According to Devine, his farming business accessed a total grant of US$32,750 to procure a vehicle in order to transport the raw palm for processing and to upgrade his processing equipment

He said with the provision of the grant, his facility is equipped to some extent to create market opportunity for many of the smallholder oil palm farmers within the communities. 

Devine said he plans to expand on the facility once there is funding.

The oil palm sector is one of the sectors that the government has earmarked for investment to create more jobs, but there still exists low productivity in the sector.
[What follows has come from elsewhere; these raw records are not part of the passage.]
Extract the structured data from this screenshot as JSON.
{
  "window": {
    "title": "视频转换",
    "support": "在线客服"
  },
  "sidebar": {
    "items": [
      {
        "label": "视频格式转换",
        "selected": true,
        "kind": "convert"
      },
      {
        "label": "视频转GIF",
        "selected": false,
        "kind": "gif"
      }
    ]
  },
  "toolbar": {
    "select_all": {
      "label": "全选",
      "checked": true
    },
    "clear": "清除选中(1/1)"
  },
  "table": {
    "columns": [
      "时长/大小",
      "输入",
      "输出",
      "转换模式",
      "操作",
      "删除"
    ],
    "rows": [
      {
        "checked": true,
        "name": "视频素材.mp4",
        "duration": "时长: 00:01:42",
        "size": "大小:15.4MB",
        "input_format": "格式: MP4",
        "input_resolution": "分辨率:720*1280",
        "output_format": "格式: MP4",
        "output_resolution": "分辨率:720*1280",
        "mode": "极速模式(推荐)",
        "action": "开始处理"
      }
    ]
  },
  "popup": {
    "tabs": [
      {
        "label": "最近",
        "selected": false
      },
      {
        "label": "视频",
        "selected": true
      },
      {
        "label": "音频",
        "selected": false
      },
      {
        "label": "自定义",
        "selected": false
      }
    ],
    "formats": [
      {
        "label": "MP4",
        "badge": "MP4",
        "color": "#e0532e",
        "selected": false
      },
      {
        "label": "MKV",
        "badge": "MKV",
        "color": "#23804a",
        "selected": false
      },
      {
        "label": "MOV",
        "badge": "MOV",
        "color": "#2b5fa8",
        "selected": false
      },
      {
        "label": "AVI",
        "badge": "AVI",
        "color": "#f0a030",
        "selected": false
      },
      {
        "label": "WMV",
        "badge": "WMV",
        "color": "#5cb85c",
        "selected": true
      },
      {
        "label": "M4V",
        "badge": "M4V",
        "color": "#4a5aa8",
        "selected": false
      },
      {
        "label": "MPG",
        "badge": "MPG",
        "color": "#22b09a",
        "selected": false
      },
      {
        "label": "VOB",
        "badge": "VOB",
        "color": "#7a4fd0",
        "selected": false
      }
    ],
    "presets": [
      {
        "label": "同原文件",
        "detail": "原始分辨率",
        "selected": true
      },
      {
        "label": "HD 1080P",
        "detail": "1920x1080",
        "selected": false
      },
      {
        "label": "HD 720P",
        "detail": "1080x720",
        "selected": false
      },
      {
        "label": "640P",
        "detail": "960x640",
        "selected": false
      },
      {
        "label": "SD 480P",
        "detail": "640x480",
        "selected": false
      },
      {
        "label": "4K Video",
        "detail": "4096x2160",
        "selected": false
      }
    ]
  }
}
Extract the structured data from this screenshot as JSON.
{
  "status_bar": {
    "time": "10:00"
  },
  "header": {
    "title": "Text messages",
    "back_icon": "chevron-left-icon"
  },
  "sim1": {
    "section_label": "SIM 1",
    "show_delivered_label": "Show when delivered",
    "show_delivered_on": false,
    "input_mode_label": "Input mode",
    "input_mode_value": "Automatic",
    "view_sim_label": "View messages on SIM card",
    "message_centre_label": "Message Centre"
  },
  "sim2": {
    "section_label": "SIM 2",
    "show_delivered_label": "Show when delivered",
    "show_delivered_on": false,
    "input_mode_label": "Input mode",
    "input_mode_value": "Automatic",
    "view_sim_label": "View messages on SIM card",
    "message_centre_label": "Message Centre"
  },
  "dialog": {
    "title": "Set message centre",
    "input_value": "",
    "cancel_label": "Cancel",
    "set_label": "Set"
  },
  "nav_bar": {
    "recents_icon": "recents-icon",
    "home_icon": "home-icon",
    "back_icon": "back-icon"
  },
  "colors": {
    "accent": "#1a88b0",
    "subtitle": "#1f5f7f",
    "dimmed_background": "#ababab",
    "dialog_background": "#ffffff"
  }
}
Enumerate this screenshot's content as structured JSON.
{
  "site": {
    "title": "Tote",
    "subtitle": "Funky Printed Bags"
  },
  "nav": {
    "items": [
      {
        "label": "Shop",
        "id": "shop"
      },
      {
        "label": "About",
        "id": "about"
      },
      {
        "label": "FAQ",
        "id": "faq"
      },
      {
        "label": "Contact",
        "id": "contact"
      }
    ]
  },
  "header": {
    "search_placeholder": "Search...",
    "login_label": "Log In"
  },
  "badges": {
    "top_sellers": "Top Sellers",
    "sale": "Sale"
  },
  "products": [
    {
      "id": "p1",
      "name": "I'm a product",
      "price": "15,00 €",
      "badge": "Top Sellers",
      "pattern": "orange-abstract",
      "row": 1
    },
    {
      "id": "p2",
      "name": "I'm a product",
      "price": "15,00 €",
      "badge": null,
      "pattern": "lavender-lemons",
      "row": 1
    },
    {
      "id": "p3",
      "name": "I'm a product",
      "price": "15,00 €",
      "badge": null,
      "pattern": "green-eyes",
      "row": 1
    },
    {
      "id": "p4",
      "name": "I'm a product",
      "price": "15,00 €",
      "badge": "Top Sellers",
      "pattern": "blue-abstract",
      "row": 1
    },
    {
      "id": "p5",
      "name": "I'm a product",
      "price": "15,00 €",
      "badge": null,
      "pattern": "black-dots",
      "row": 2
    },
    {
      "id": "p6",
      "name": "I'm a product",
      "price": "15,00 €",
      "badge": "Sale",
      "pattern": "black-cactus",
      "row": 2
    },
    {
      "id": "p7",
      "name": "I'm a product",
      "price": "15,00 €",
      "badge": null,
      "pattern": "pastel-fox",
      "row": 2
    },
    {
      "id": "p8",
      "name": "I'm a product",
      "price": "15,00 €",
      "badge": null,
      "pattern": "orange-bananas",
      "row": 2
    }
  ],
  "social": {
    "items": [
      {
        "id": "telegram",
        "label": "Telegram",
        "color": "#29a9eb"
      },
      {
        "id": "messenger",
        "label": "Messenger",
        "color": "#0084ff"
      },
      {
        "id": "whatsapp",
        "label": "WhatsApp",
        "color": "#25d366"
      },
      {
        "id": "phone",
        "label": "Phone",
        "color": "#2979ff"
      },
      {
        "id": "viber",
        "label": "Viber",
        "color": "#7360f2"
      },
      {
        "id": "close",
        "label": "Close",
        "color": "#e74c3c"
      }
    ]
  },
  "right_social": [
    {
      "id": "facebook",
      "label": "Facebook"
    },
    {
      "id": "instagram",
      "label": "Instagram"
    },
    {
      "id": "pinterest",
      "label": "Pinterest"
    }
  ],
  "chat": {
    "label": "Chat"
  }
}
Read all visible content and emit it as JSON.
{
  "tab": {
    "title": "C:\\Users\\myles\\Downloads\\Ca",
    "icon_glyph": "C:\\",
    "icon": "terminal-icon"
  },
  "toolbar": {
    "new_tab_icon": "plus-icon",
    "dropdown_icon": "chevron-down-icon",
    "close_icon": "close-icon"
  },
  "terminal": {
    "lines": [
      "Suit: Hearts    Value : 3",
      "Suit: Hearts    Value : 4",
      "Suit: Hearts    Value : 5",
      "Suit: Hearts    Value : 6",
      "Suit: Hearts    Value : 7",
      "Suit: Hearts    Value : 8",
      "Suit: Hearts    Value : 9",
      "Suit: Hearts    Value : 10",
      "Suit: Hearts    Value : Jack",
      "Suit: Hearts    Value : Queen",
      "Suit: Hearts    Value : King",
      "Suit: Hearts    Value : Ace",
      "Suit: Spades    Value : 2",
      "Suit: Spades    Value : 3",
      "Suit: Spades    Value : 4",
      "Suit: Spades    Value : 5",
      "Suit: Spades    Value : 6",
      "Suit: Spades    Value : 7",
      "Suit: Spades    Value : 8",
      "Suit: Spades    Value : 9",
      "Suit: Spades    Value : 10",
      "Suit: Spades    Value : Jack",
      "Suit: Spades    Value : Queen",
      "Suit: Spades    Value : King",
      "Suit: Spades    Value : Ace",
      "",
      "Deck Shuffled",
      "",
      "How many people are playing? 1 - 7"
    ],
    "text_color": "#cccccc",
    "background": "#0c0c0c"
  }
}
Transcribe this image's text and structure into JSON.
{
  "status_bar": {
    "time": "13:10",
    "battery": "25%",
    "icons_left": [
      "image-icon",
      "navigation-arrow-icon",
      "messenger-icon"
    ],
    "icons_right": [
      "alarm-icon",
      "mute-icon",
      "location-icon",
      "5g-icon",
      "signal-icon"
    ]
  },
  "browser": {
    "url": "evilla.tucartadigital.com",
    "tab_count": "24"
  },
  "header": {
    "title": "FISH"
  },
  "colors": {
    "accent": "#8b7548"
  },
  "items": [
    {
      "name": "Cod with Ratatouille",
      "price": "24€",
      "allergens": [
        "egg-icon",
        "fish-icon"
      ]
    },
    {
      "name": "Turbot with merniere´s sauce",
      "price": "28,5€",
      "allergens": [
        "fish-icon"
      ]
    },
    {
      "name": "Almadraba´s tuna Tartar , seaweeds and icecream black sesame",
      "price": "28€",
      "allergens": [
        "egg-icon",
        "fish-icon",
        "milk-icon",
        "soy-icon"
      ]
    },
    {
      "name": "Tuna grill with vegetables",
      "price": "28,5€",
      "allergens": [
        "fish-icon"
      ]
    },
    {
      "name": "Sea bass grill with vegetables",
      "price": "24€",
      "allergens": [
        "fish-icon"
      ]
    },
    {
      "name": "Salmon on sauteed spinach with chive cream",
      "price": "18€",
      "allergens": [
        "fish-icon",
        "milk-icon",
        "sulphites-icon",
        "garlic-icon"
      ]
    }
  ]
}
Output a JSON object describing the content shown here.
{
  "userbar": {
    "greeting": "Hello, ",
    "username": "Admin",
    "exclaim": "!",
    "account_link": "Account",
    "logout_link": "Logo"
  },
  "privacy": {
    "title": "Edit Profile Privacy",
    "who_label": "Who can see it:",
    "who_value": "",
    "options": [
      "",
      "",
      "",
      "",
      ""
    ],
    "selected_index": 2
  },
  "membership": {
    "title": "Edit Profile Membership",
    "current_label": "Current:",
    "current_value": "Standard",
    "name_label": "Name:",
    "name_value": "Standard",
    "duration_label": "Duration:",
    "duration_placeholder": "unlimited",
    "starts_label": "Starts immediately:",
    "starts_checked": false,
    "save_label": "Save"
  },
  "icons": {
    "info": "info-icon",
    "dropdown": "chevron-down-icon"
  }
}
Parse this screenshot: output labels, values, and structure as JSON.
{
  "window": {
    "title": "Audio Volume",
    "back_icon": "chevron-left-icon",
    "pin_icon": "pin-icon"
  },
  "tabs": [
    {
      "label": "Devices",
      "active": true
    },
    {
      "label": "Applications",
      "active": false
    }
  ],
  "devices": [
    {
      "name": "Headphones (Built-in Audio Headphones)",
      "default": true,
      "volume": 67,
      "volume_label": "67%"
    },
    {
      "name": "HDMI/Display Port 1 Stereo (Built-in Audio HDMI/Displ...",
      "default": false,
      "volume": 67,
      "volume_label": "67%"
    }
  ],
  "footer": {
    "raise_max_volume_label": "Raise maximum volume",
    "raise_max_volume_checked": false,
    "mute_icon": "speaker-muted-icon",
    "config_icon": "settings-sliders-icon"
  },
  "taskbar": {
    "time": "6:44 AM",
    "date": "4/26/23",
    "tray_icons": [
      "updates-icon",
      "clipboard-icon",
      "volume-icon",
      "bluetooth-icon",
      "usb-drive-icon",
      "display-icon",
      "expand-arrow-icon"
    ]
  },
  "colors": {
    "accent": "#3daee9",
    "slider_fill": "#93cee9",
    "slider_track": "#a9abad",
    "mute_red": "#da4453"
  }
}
“This facility is going to create jobs for many of the residents, especially the young people within the communities,” he told journalists.

For his part, a vegetable farmer in Margibi County, Alphonso Quamele mentioned that vegetables farming in Liberia is not yet a profitable venture for his group and others, due to many constraints.

Quamele said the marketing of vegetables still remains a serious challenge and there is a need that the Ministry of Agriculture link them with buyers, as well as introduce technologies for the group to produce high value vegetables.

He however expressed optimism that the assistance provided to his group will help address some of the challenges.

“Our cooperative received a total of US$21,000 and we have used it to purchase a truck to transport vegetables to the market, buy a power tiller, motorbike and other farming tools to increase our productivity. This help is truly going to make us do agriculture as a business,” the vegetable farmer said. 

In a few years, the matching grant program under the LACF is expected to benefit many smallholder farmers and agripreneurs to enhance their production capacities in order for them to supply the market.